Just a few simple reports may be the only things necessary to translate that data into powerful insights – and unlock the next generation of your brand SuperFans, blasting past competition.
Here’s a simple way to get into it:
First, understand who already cares about your brand enough to buy again.
In my experience, successful digital marketing is a “matchmaking system” between your potential buyers and products they simply wouldn’t be able to resist buying.
The goal of identifying your most popular offerings and top consumers is not revolutionary, but when executed well it can have enormous positive impact on short-term performance and lead to greater budgets for future initiatives, regardless of how advanced your marketing campaigns structure is currently.
And it gets especially powerful when paired with excluding the bottom consumers, the so-called “Anti-Heroes” or “AntiFans”.
To get started, you can use any version of any web analytics tool you already have to address these four questions:
- Which of your website pages have the highest and lowest conversion rates? (Which offerings are your consumers buying the most or which pages they visit right before pulling the trigger?). I am usually suggesting to aim for 10% each side.
- Which of your website pages are generating the highest and lowest returns post first purchase? (Which offerings are consumers coming back for the most?)
- What are the affinity and in-market segments that characterize your buying consumers the most? Are these segments different between products and offerings? What about those that never seem to buy after browsing? (what do your SuperFan and AntiFan look like, are there common patterns?)
- In what metro areas and zip codes do your best and worst consumers live? Urban or rural? Are they buying from mobile or desktop browsers? Internet Explorer or Safari? (What else is to be learned about the environment in which and time at which your core consumers are most and least likely to buy?)
By answering these questions and then combining them together – even in an Excel spreadsheet – to create “cohorts”, most marketing teams I have worked with have been able to identify between 20 to 100 unique combinations of core existing consumer profiles that make the most sense to target heavily and proactively exclude.

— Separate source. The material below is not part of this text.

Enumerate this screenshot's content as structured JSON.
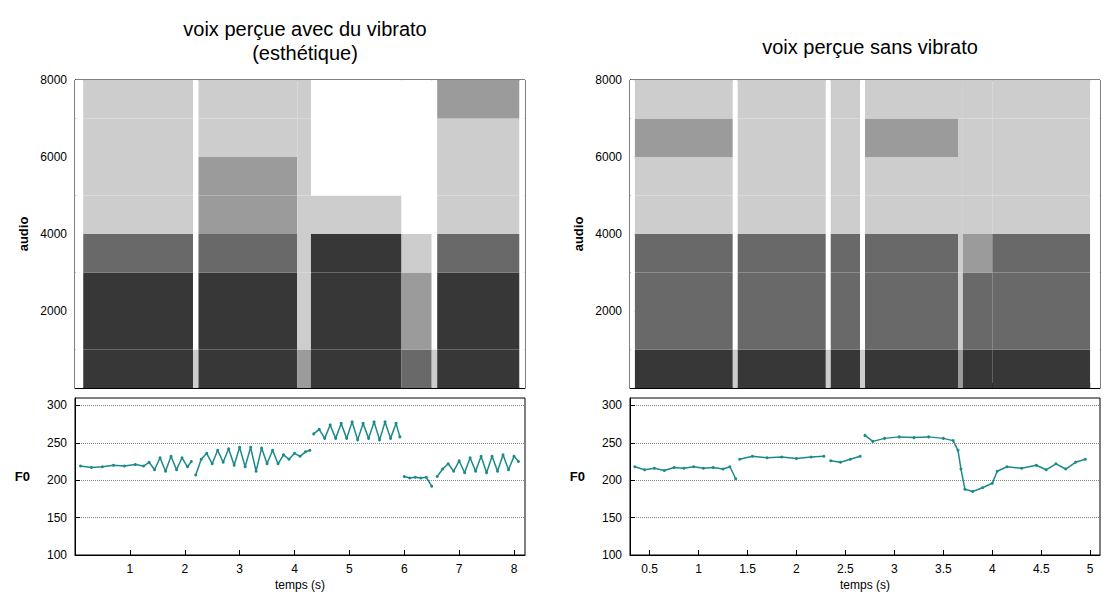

Focus is crucial here. It is vital to rank these consumer cohorts so that you can dedicate your efforts to engaging only with as many that you have a budget for – not less than $10,000 per every ending cohort per month. I usually recommend using a “capacity system” that sorts these segments top to bottom in terms of total number of purchases, average order value rate, and average conversion rate. If consumer segments themselves help identify Affinity, the mental “desire” to purchase (or lack thereof) – this ranking system helps to understand the Capacity to buy. Together, these 2 define the “SuperFan” that not only wants to buy, but has capacity to do so immediately and more than others.
Second, use these segments directly – and create their look-alikes
There are four more steps here:
- Create Audiences in your web analytics tool based on these cohorts. Do so both for the top and bottom segments you’ve identified – the SuperFans and the “AntiFans”.
2. Push those definitions to your media buying system (it helps if it is Google Analytics and Google Ads or DV360 respectively).
3. Duplicate these campaigns and set them up as Direct Targeting vs Look-a-Likes.
4. For the Top ones, produce appropriate creatives using the insights about the best-performing pages identified above.
Let me stress this out once again – it’s critical to not only obsess about the SuperFans, but exclude the “AntiFans” – and their look-a-likes. While controversial, excluding your lowest-profit buying consumers is exactly the right thing to do to maximize the ROAS of a limited budget.
Done! You will immediately increase your profit. It’s worth it.